India recently announced a 19-member squad for the five-match T20I series against England that gets underway on March 12. As expected Rohit Sharma and Bhuvneshwar Kumar returned to the team, while young Rishabh Pant, whose heroics with the bat in the Test series against Australia are still fresh, also made the cut along with spinner Varun Chakravarthy, who had a terrific IPL.
Their IPL heroics also saw uncapped players Suryakumar Yadav, Ishan Kishan and Rahul Tewatia being called up for national duty.
Playing for India is one dream that ties the three men together but their journey to the national stage has been markedly different.
While the 30-year-old Yadav is the most experienced among them, he also had to wait the longest to bled blue. It was like his berth in the Indian team was waitlisted but couldn’t be confirmed because there was always someone else ahead of him.
Kishan seems to have timed it right and didn’t have to spend too much time on the waiting list like Yadav. The 22-year-old’s blistering knock of 173 in the Vijay Hazare Trophy, the country’s top domestic one-day tournament, for Jharkhand against Madhya Pradesh couldn’t have come at a better time—just a few hours before the squad was to be announced,
But, it is Tewatia who seems to have landed a “tatkal ticket” in his journey to Team India. Yadav played 77 first-class games, Kishan 44 but Tewatia appeared in just seven before getting the call-up.
Yadav and Kishan also have had a couple of good seasons with Mumbai Indians, Tewatia only got noticed in the recent season of the cash-rich league after playing for three teams.
Long time coming
“The feeling is surreal,” tweeted Yadav, along with his picture at the DY Patil Stadium. It is no exaggeration. Much to the surprise of the game’s followers and many former greats, the 30-year-old batsman was overlooked for the tour of Australia.
For five years, messages and calls wishing him luck ahead of the selection day and “there is always the next time” calls the day after had become a painful routine. Yadav has been nothing but a consistent T20 player for eight years, which is impressive for a slam-bang format.
Batting at number three, and occasionally as an opener, Yadav, averages above 30 in 100 matches, with a strike rate of nearly 135. Neither Virat Kohli, Rohit Sharma nor Shikhar Dhawan has such stats in IPL. Yadav made his IPL debut when Mumbai Indians paid Rs 70 lakh for him, with his game, the contract too has turned lucrative—he now commands Rs 3.2 crore a year but the biggest prize will be the Team India cap he will get the day he plays his first game for the country.
The lad from Dhoni-land
If Yadav belongs to the famous Mumbai gharana of Indian cricket, Kishan comes from Jharkhand, which was thrust into the cricketing limelight when MS Dhoni burst onto the scene.
The 22-year-old is invariably, and unfairly, compared to one of India’s most successful captains.

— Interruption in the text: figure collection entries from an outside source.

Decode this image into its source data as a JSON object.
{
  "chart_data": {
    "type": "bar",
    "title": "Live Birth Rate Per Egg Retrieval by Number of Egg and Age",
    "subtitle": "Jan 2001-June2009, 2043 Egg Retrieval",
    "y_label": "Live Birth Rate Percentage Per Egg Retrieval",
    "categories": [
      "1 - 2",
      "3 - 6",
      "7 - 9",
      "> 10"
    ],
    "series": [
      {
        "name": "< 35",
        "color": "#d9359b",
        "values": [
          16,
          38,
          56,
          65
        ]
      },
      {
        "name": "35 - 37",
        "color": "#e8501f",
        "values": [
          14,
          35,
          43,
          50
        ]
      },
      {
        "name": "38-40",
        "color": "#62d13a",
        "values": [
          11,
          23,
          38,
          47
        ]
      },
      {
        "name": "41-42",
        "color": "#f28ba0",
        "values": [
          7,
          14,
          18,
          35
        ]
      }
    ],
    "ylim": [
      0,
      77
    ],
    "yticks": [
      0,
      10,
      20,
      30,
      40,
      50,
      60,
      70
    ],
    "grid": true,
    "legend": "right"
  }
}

The fact that he, too, is an aggressive batsman and wicket-keeper doesn’t help much. Kishan will try to carve a niche at a time when Dhoni has retired from international cricket, securing his place in the history of the game.
Dhoni comparison is far-fetched but that with Pant is fair. The man who unearthed Kishan’s talent was Pant’s childhood coach Tarak Sinha, who was the director of cricket at Jharkhand State Cricket Association in 2012-13.
During an open trial for budding cricketers from the state, Kishan stood out for his natural flair. And four years later, it was Rahul Dravid who suggested Kishan’s name to captain India Under-19 squad that included Pant.
Kishan perhaps knows India is unlikely to see another Dhoni in a long time but the swashbuckling left-handed batsman can challenge Pant for a place behind stumps in white-ball cricket.
A stunning rise
Haryana’s Rahul Tewatia kept a low-profile in his state team, which had some fine spinners like Amit Mishra, Yuzvendra Chahal and Jayant Yadav in its ranks. Even in IPL, no one knew much about him and during the December 2019 trading window, Delhi Capitals let go of him. And that perhaps is the best thing that happened to him.
Never a high-profile cricketer himself, Rajasthan Royals’ new head coach Andrew McDonald is known to be good at getting the best from his players. One net session and McDonald was convinced that Tewatia could be a game-changer, both with bat and ball.
His five stunning sixes in an over against Kings XI Punjab’s Sheldon Cottrell after struggling to score 5 runs in 13 balls is now part of the IPL folklore. Another such round of big-hitting for India can be the proverbial icing on Tewatia’s stunning journey.
“So far, I played against Virat Kohli in the IPL. Now I will play with him and share the dressing room with him. Can’t wait to share the dressing room with him and some of the best cricketers in world cricket,” said Tewatia after his selection.